8. The main and auxiliary road judgment method according to claim 1, wherein the matching the width of the road to be identified with the width of the road in the base map data, and determining the main and auxiliary road information of the road to be identified according to the matching result comprises:

and determining the main and auxiliary road information of the target road recorded in the map data as the main and auxiliary road information of the road to be identified, wherein the width similarity of the road to be identified and the road to be matched is greater than a preset threshold value.

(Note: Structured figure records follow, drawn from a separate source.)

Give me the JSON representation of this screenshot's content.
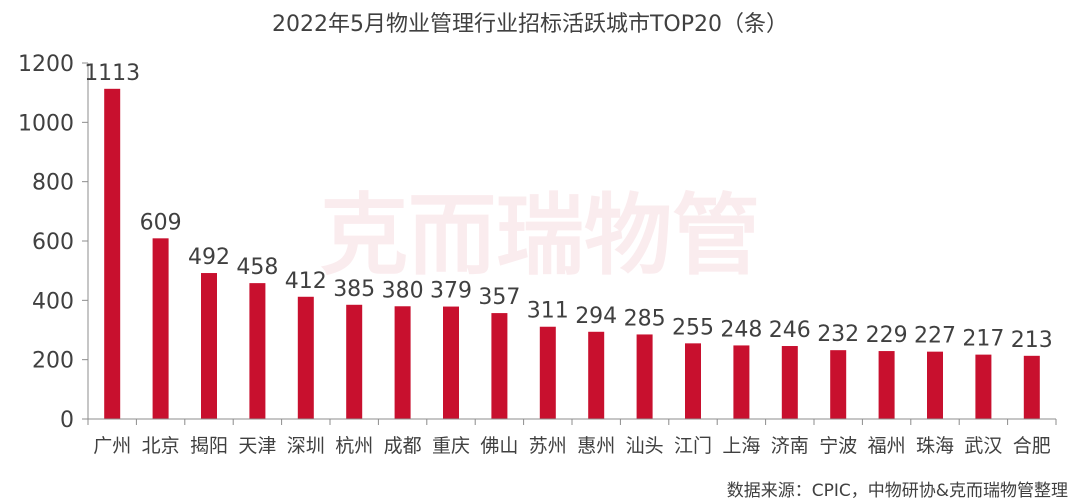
{
  "chart_data": {
    "type": "bar",
    "title": "2022年5月物业管理行业招标活跃城市TOP20（条）",
    "categories": [
      "广州",
      "北京",
      "揭阳",
      "天津",
      "深圳",
      "杭州",
      "成都",
      "重庆",
      "佛山",
      "苏州",
      "惠州",
      "汕头",
      "江门",
      "上海",
      "济南",
      "宁波",
      "福州",
      "珠海",
      "武汉",
      "合肥"
    ],
    "values": [
      1113,
      609,
      492,
      458,
      412,
      385,
      380,
      379,
      357,
      311,
      294,
      285,
      255,
      248,
      246,
      232,
      229,
      227,
      217,
      213
    ],
    "ylim": [
      0,
      1200
    ],
    "yticks": [
      0,
      200,
      400,
      600,
      800,
      1000,
      1200
    ],
    "xlabel": "",
    "ylabel": "",
    "grid": false,
    "bar_color": "#c8102e"
  },
  "watermark": "克而瑞物管",
  "source": "数据来源：CPIC，中物研协&克而瑞物管整理"
}
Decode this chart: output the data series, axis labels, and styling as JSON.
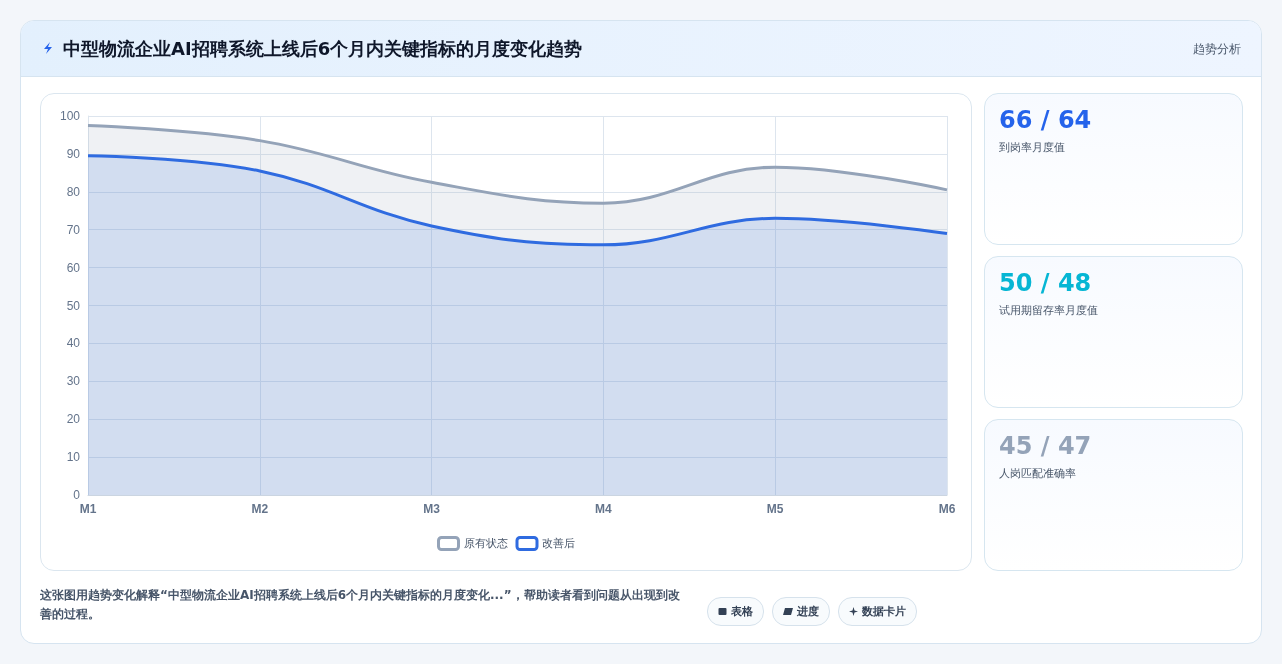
{
  "chart_data": [
    {
      "type": "area",
      "title": "中型物流企业AI招聘系统上线后6个月内关键指标的月度变化趋势",
      "categories": [
        "M1",
        "M2",
        "M3",
        "M4",
        "M5",
        "M6"
      ],
      "series": [
        {
          "name": "原有状态",
          "color": "#94a3b8",
          "values": [
            97.5,
            93.5,
            82.5,
            77,
            86.5,
            80.5
          ]
        },
        {
          "name": "改善后",
          "color": "#2f6be0",
          "values": [
            89.5,
            85.5,
            71,
            66,
            73,
            69
          ]
        }
      ],
      "ylim": [
        0,
        100
      ],
      "yticks": [
        0,
        10,
        20,
        30,
        40,
        50,
        60,
        70,
        80,
        90,
        100
      ],
      "grid": true,
      "legend": "bottom",
      "marker": "none",
      "annotations": [
        "趋势分析",
        "这张图用趋势变化解释“中型物流企业AI招聘系统上线后6个月内关键指标的月度变化...”，帮助读者看到问题从出现到改善的过程。",
        "表格",
        "进度",
        "数据卡片"
      ]
    },
    {
      "type": "other",
      "title": "66 / 64",
      "subtitle": "到岗率月度值",
      "color": "#2563eb"
    },
    {
      "type": "other",
      "title": "50 / 48",
      "subtitle": "试用期留存率月度值",
      "color": "#06b6d4"
    },
    {
      "type": "other",
      "title": "45 / 47",
      "subtitle": "人岗匹配准确率",
      "color": "#94a3b8"
    }
  ]
}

9. A primary and secondary road determination device, comprising:

the video acquisition module is used for acquiring road condition videos;

the driving area identification module is used for determining a driving area from a video frame of the road condition video, wherein the driving area is the imaging content of a road to be identified in the real world in the video frame;

the road width identification module is used for projecting the driving area to a world coordinate system of the real world and obtaining the width of the road to be identified according to the distance between the pixel points at the left end and the right end in the same row of pixel points in the driving area in the world coordinate system;

10. An electronic device comprising a memory, a processor and a computer program stored on the memory and executable on the processor, wherein the processor implements the steps of the method of determining a primary and secondary road as claimed in any one of claims 1 to 8 when executing the program.

11. A computer-readable storage medium storing computer instructions for causing a computer to perform the steps of the primary and secondary road judgment method according to any one of claims 1 to 8.